Die Gewerbe im Dorf

Clau Soler
Clau Solèr

Industrie gab es keine. Die Gemeinschaften, die Dorfschaften hatten immer Leute, welche die Fähigkeiten hatten und die Sachen herstellen konnten, die man gerade brauchte.

Holzgeschirr konnte man machen, das waren die Drechsler. Wagen mussten sie nicht unbedingt bauen, aber Schlitten. Einzelne Sachen konnten die Bauern selbst herstellen. Zimmerleute gab es, Schreiner… aber man darf nicht vergessen, das waren nicht ausgebildete Berufsschreiner, sondern der Schreiner hat dann nebenbei auch noch Landwirtschaft betrieben, wenigstens für seine eigenen Bedürfnisse.

Joch
Joch / Giuv@ Archiv Cultural Sumvitg

Dann gab es Schmiede, aber nicht in jeder Dorfschaft.
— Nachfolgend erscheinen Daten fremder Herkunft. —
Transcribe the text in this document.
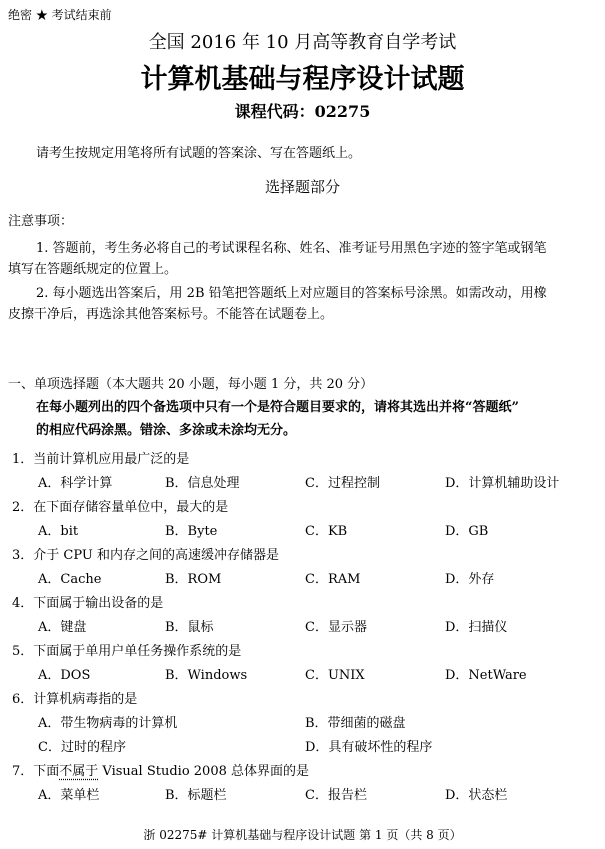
绝密 ★ 考试结束前
全国 2016 年 10 月高等教育自学考试
计算机基础与程序设计试题
课程代码：02275
请考生按规定用笔将所有试题的答案涂、写在答题纸上。
选择题部分
注意事项：
1. 答题前，考生务必将自己的考试课程名称、姓名、准考证号用黑色字迹的签字笔或钢笔
填写在答题纸规定的位置上。
2. 每小题选出答案后，用 2B 铅笔把答题纸上对应题目的答案标号涂黑。如需改动，用橡
皮擦干净后，再选涂其他答案标号。不能答在试题卷上。
一、单项选择题（本大题共 20 小题，每小题 1 分，共 20 分）
在每小题列出的四个备选项中只有一个是符合题目要求的，请将其选出并将“答题纸”
的相应代码涂黑。错涂、多涂或未涂均无分。
1．当前计算机应用最广泛的是
A．科学计算	B．信息处理	C．过程控制	D．计算机辅助设计
2．在下面存储容量单位中，最大的是
A．bit	B．Byte	C．KB	D．GB
3．介于 CPU 和内存之间的高速缓冲存储器是
A．Cache	B．ROM	C．RAM	D．外存
4．下面属于输出设备的是
A．键盘	B．鼠标	C．显示器	D．扫描仪
5．下面属于单用户单任务操作系统的是
A．DOS	B．Windows	C．UNIX	D．NetWare
6．计算机病毒指的是
A．带生物病毒的计算机	B．带细菌的磁盘
C．过时的程序	D．具有破坏性的程序
7．下面不属于 Visual Studio 2008 总体界面的是
A．菜单栏	B．标题栏	C．报告栏	D．状态栏
浙 02275# 计算机基础与程序设计试题 第 1 页（共 8 页）
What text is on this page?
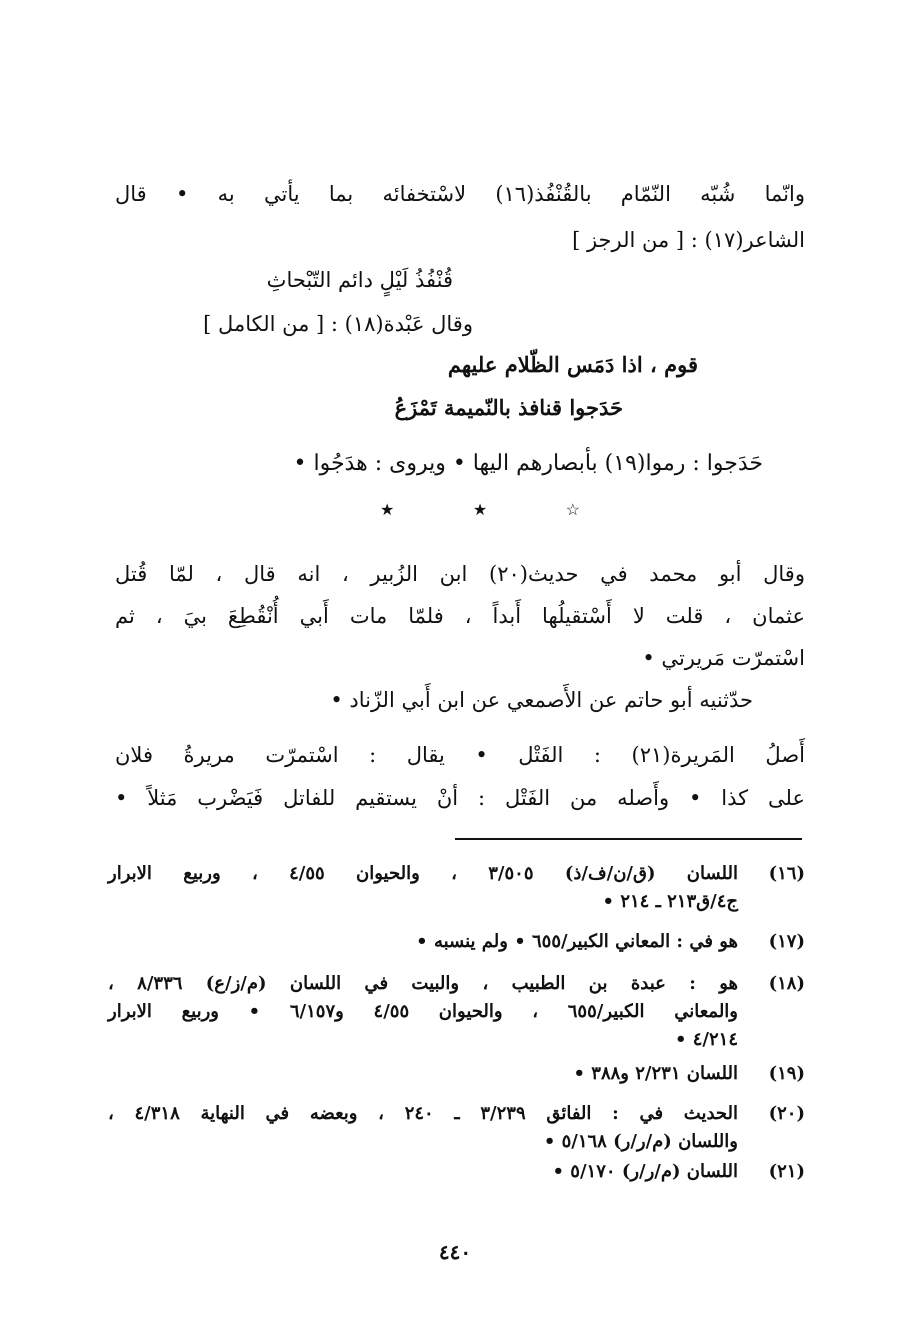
وانّما شُبّه النّمّام بالقُنْفُذ(١٦) لاسْتخفائه بما يأتي به • قال
الشاعر(١٧) : [ من الرجز ]
قُنْفُذُ لَيْلٍ دائم التّبْحاثِ
وقال عَبْدة(١٨) : [ من الكامل ]
قوم ، اذا دَمَس الظّلام عليهم
حَدَجوا قنافذ بالنّميمة تَمْزَعُ
حَدَجوا : رموا(١٩) بأبصارهم اليها • ويروى : هدَجُوا •
★	★	☆
وقال أبو محمد في حديث(٢٠) ابن الزُبير ، انه قال ، لمّا قُتل
عثمان ، قلت لا أَسْتقيلُها أَبداً ، فلمّا مات أَبي أُنْقُطِعَ بيَ ، ثم
اسْتمرّت مَريرتي •
حدّثنيه أبو حاتم عن الأَصمعي عن ابن أَبي الزّناد •
أَصلُ المَريرة(٢١) : الفَتْل • يقال : اسْتمرّت مريرةُ فلان
على كذا • وأَصله من الفَتْل : أنْ يستقيم للفاتل فَيَضْرب مَثلاً •
(١٦)
اللسان (ق/ن/ف/ذ) ٣/٥٠٥ ، والحيوان ٤/٥٥ ، وربيع الابرار
ج٤/ق٢١٣ ـ ٢١٤ •
(١٧)
هو في : المعاني الكبير/٦٥٥ • ولم ينسبه •
(١٨)
هو : عبدة بن الطبيب ، والبيت في اللسان (م/ز/ع) ٨/٣٣٦ ،
والمعاني الكبير/٦٥٥ ، والحيوان ٤/٥٥ و٦/١٥٧ • وربيع الابرار
٤/٢١٤ •
(١٩)
اللسان ٢/٢٣١ و٣٨٨ •
(٢٠)
الحديث في : الفائق ٣/٢٣٩ ـ ٢٤٠ ، وبعضه في النهاية ٤/٣١٨ ،
واللسان (م/ر/ر) ٥/١٦٨ •
(٢١)
اللسان (م/ر/ر) ٥/١٧٠ •
٤٤٠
Hebammen gab es aber auch, sie waren nicht unbedingt in dem Sinn professionell ausgebildet, sondern das waren Frauen, die diese Erfahrung hatten und immer wieder geholt wurden. Genau gleich gab es zum Beispiel Frauen, die immer die Toten ankleideten und aufbahrten oder Kinder pflegten oder so. Das waren die Fähigkeiten, die in den Dorfschaften vorhanden waren.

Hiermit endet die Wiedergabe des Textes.